John Garfield is brilliant as the charming, amoral lawyer Joe Morse, a Mr Fixit for racket-boss Ben Tucker (Roy Roberts). Thomas Gomez plays Joe's sick, world-weary brother Leo, who also runs an illegal numbers game, but independently of the mob, in an honorable and decent fashion. Some of the best scenes in the film show Joe trying, as he sees it, to help Leo by bringing him into Tucker's operation, while Leo resists and berates Joe for using his ability and education in such an ignoble cause. Much of this intense dialogue is reminiscent of that in plays by Clifford Odets or Arthur Miller.
Also compelling, but with a lighter feel, are scenes between Joe and Doris (Beatrice Pearson) a quiet but assured young woman who works for Leo.
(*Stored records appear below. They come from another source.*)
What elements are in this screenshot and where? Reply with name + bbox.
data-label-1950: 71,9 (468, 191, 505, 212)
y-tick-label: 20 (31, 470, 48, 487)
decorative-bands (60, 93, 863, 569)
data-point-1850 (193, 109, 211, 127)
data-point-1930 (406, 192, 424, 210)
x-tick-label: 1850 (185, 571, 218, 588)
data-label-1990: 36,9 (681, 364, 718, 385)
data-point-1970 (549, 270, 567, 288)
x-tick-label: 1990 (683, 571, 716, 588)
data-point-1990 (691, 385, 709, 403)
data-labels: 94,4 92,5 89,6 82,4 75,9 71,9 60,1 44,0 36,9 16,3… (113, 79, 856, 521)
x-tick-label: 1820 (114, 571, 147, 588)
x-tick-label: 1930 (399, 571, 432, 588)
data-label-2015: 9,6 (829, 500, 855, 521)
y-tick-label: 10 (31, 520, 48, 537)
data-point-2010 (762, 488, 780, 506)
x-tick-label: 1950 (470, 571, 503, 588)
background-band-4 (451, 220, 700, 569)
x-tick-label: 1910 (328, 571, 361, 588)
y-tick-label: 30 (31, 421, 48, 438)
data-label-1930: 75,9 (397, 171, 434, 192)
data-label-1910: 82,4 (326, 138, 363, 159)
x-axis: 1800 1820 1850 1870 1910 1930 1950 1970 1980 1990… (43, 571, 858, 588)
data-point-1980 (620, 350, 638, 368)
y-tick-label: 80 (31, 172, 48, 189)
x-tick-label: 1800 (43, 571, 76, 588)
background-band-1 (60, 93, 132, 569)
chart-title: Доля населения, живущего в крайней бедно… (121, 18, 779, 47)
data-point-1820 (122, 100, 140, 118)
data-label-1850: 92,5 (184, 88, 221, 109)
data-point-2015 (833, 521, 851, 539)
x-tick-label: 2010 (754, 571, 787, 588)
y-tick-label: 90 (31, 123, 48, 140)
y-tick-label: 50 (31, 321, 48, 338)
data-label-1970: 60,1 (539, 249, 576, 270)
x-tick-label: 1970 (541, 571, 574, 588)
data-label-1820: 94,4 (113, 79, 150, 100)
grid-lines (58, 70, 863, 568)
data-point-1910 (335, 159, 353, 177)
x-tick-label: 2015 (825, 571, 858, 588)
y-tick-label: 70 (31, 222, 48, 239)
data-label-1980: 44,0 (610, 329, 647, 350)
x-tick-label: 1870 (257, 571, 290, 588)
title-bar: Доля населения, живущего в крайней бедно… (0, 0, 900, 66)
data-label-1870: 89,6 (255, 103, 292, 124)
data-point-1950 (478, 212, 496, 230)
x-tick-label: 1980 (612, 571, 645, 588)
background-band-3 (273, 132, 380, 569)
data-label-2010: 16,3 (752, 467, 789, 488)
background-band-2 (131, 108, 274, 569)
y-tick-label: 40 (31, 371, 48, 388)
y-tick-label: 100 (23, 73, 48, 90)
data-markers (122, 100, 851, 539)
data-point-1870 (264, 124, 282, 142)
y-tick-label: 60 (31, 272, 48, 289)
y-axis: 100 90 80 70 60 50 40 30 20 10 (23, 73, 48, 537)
Joe adopts slick patter, and runs himself down, in an attempt to gain her sympathy. Also in the movie, but with a disappointingly small part, is Marie Windsor, as Edna, Tucker's wife; in a longer, more commercial, film, her role of femme fatale would almost certainly have been expanded.
But it is the sets, location work, cinematography and editing which lift the film above the average. Practically every scene and shot has visual interest, and it is definitely one film you want to go on longer than its allotted 80 minutes.